The goal of pattern mining is to discover patterns in data. Many techniques have been proposed for this task, differing in the type of patterns they find. To ensure that only patterns of interest are found, a common approach is to impose constraints on the patterns. Constraint-based mining systems exist in which multiple constraints can be specified. However, combining constraints in new ways or adding complex constraints requires changing the underlying algorithms. A truly general approach to constraint-based pattern mining has been missing.
In this thesis we propose a general, declarative approach to pattern mining based on constraint programming. In a declarative approach one specifies what patterns need to be found, instead of algorithmically specifying how they must be found. Constraint programming offers a methodology in which a problem is stated in terms of constraints and a generic solver finds the solutions.

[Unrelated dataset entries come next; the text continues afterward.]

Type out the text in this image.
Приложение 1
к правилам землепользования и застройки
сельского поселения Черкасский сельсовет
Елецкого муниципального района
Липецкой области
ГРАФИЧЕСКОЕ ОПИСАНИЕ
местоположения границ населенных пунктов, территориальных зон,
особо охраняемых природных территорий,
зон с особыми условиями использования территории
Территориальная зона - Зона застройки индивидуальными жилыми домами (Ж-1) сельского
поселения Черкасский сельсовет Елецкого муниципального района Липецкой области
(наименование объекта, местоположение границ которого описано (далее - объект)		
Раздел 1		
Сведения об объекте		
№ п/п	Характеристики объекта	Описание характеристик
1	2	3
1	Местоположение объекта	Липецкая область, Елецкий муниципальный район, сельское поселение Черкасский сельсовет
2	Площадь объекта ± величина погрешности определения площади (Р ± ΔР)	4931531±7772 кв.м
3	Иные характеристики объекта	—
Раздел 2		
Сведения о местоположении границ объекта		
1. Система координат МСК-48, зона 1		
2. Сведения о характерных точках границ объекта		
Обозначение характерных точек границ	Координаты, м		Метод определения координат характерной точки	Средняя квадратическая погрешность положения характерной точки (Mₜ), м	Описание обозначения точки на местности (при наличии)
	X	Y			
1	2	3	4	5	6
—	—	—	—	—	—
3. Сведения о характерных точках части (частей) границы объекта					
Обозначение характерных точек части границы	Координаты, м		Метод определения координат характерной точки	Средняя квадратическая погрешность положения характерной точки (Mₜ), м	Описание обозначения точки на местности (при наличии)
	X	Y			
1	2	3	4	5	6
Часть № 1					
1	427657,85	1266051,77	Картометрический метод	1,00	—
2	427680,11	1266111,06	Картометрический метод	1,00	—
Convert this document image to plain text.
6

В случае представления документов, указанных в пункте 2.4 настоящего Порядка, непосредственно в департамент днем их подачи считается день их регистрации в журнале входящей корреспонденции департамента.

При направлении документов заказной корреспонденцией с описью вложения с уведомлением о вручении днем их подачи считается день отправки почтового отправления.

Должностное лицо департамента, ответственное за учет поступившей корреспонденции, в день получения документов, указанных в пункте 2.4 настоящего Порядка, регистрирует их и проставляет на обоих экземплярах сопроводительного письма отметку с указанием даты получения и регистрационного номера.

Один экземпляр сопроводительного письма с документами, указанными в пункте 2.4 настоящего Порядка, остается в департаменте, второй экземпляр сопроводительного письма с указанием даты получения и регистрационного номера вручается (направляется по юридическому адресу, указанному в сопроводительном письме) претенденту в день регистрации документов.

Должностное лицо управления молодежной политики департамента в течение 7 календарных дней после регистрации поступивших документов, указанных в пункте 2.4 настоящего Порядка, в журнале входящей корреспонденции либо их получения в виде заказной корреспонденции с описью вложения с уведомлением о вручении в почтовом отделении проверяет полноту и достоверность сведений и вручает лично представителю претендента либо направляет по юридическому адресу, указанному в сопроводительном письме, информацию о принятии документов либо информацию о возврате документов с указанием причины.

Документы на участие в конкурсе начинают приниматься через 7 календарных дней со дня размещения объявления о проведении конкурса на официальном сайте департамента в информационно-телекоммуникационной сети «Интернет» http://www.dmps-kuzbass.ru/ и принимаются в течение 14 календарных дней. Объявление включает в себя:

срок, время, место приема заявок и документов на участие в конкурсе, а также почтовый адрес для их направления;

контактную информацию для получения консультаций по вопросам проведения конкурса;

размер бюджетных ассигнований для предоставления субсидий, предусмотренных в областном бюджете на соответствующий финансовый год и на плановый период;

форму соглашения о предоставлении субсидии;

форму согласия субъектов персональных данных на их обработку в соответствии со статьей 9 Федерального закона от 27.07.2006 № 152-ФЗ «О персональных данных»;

A first contribution of this thesis is that we show how constraint programming can be used to solve constraint-based, closed and discriminative itemset mining problems as well as combinations thereof. A second contribution is that we demonstrate how the difference in performance between general constraint solvers and specialised mining algorithms can be reduced. A third contribution is the introduction of the k-pattern set mining problem, which involves finding a set of k patterns that together satisfy constraints. We propose a high-level declarative language for k-pattern set mining as well as a transformation of this language to constraint programming. Finally we apply our declarative pattern mining framework on a challenging problem in bioinformatics, namely cis- regulatory module detection. For this application, the ability to add domain- specific constraints and to combine them with existing constraints is essential.
Hence we investigate, for the first time, how constraint programming can be used in pattern mining. We conclude on this promising approach with several remaining challenges.